Brexit: Next round of talks delayed a week ‘for consultation’


The next in the neighbourhood of Brexit talks has been postponed by a week to «allow more but for consultation».

The fourth round of UK-EU negotiations, due to begin on 18 September, see fit start on the 25th instead.

The government said a short delay «would present negotiators the flexibility to make progress».

There had been been thinking that they could be moved to accommodate a major speech by Prime Man Theresa May on the issue of Europe.

«The UK and the European Commission have today jointly coincided to start the fourth round of negotiations on September 25,» the Department for Withdrawing the European Union said in a statement.

«Both sides settled on the era after discussions between senior officials in recognition that profuse time for consultation would give negotiators the flexibility to make ripening in the September round.»

Michel Barnier, EU’s chief negotiator, has emphasised the constraint to be flexible while also warning that the «clock is ticking» if an covenant is to be reached by the time the UK is scheduled to leave at the end of March 2019.

Talks between the two sides, led on the British side by Brexit Secretary David Davis, be dressed been taking place once a month since June.

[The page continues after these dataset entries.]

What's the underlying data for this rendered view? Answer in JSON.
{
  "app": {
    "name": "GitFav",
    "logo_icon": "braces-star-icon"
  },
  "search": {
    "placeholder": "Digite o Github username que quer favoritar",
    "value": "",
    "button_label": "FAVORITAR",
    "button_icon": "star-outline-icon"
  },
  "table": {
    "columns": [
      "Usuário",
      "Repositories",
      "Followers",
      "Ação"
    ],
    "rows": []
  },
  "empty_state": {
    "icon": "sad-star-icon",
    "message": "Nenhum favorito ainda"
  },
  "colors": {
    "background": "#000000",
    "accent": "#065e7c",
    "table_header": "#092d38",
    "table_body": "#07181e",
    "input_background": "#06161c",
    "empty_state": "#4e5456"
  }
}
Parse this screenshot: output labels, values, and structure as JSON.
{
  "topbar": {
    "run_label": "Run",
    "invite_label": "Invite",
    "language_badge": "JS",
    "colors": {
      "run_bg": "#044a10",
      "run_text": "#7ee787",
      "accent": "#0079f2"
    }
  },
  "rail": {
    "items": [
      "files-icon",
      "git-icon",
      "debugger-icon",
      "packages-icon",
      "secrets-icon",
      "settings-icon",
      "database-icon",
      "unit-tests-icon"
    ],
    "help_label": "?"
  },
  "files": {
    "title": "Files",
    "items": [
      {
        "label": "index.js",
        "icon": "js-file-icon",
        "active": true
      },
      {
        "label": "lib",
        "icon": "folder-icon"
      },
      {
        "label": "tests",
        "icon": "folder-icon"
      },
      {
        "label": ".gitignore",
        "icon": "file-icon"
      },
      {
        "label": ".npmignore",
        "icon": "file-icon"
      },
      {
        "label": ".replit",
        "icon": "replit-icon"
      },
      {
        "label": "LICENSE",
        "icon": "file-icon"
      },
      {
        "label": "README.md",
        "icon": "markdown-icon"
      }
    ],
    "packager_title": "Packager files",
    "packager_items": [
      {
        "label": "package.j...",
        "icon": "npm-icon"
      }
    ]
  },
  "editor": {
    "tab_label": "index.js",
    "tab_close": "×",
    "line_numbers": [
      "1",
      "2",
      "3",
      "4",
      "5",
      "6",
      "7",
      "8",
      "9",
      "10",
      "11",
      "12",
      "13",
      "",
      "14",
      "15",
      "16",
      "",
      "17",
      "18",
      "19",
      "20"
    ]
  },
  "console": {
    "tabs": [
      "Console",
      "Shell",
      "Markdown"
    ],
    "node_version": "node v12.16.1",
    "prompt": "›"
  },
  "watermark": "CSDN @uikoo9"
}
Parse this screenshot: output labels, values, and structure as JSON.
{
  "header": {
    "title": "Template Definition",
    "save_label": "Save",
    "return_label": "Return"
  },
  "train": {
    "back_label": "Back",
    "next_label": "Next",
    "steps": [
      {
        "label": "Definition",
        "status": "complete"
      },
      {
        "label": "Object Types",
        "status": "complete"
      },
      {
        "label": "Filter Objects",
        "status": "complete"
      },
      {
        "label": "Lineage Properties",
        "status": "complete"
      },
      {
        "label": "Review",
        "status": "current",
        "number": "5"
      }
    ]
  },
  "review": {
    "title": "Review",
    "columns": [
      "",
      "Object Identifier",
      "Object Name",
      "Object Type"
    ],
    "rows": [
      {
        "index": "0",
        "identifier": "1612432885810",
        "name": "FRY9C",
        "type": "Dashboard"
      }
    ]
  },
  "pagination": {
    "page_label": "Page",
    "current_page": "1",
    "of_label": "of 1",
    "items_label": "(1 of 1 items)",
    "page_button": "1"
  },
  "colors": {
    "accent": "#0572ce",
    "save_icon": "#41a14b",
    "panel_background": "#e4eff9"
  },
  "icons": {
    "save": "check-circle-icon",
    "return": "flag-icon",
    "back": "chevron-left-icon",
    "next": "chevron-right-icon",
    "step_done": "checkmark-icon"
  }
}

The UK is distinct to intensify their pace and open discussions on the UK’s future relationship with the EU, categorizing trade, as soon as possible.

At the moment, the focus is on core separation emanations, including the rights of EU nationals in the UK and British expats on the continent, the future of the Irish binding, and financial matters.

Reuters quoted diplomatic sources as suggesting that there could be a stoppage of a week in the talks for an event in the UK’s «domestic political calendar».

Mrs May is reportedly adapting to make a major speech on Brexit on 21 September.

This has been dubbed Lancaster Establishment 2.0 by the media — in reference to a speech she made in London in January, thoroughly regarded at the time as the government’s Brexit blueprint, which confirmed the UK’s aim to leave the single market and customs union.

The PM’s loss of her Commons lions share following June’s snap election caused turmoil in the party and has disclosed her more vulnerable to possible rebellions over key Brexit legislation in the Blood of Commons.

Mrs May, who has insisted her Brexit strategy is unchanged and she wants to stay as chieftain for the «long term», is due to address the Conservative Party conference at the start of October.